Revolutions: Coal Liquification

Volume 2 Issue 3 - Extra

US energy policies and practices affect the ability of "We the People" to continue driving our diesel vehicles.

Shortly after World War II, the United States started to import oil in order to meet its growing demand for finished petro-chemical products. The rapid escalation of plastics used in packaging, domestic utensils, automobiles and virtually every aspect of American life added to the increasing demand for petroleum. Electric generating plants that run on diesel have been easy to construct as have steam plants supplied by petroleum. This has added to the ever-increasing demand curve for petroleum.

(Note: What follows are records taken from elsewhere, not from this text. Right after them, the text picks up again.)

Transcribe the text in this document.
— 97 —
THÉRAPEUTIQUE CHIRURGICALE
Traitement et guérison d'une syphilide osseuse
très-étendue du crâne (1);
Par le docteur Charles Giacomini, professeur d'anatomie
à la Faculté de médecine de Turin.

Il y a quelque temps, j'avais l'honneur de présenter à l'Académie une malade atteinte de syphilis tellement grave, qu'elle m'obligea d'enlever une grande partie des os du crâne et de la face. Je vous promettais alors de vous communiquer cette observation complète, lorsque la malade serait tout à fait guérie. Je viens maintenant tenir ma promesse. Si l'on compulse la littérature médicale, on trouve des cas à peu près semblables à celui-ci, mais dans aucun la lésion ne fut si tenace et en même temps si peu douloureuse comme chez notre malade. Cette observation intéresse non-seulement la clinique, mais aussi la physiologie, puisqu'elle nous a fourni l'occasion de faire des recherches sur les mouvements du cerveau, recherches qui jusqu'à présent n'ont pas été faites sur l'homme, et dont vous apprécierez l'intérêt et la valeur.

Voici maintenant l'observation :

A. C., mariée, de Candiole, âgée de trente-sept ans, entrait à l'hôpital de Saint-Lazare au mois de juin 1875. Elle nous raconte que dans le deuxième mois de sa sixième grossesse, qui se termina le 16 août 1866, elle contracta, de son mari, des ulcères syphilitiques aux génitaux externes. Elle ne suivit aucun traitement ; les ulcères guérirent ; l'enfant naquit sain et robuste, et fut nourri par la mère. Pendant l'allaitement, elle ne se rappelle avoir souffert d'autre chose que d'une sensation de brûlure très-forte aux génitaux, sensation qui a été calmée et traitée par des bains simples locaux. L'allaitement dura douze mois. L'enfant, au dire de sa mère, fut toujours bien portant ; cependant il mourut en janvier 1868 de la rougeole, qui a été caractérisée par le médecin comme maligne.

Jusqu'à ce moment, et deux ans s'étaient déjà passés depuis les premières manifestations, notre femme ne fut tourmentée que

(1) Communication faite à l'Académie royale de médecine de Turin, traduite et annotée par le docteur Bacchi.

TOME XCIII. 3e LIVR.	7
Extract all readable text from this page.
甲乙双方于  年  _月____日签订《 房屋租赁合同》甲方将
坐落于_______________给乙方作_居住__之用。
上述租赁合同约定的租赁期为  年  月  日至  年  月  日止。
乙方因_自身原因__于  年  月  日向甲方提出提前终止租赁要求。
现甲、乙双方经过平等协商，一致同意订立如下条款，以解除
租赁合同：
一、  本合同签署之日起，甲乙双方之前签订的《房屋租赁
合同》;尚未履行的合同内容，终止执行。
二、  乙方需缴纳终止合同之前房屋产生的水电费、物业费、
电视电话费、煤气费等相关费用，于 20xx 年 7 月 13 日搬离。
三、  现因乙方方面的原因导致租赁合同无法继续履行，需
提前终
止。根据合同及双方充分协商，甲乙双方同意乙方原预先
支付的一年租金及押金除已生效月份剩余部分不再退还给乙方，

Along the way, US domestic production has increased but it could not keep up with the rapid increase in demand. As a result, petroleum imports surged to ever higher levels. Electric generating plants began to shift to burning domestic coal and natural gas, however, the demand for petroleum has not slackened. Nuclear power plants came on line with great promise. Unfortunately, public hysteria cut short the promise of a nation powered by nuclear generated electricity. Modern clean coal fired generating plants began to replace old less efficient power plants with great promise to use the vast quantities of domestic coal reserves in the US. Again, this promising technology would fall to public hysteria: smaller in number than nuclear opponents, they compensated with fanatic hyping of man-made climate change, global warming.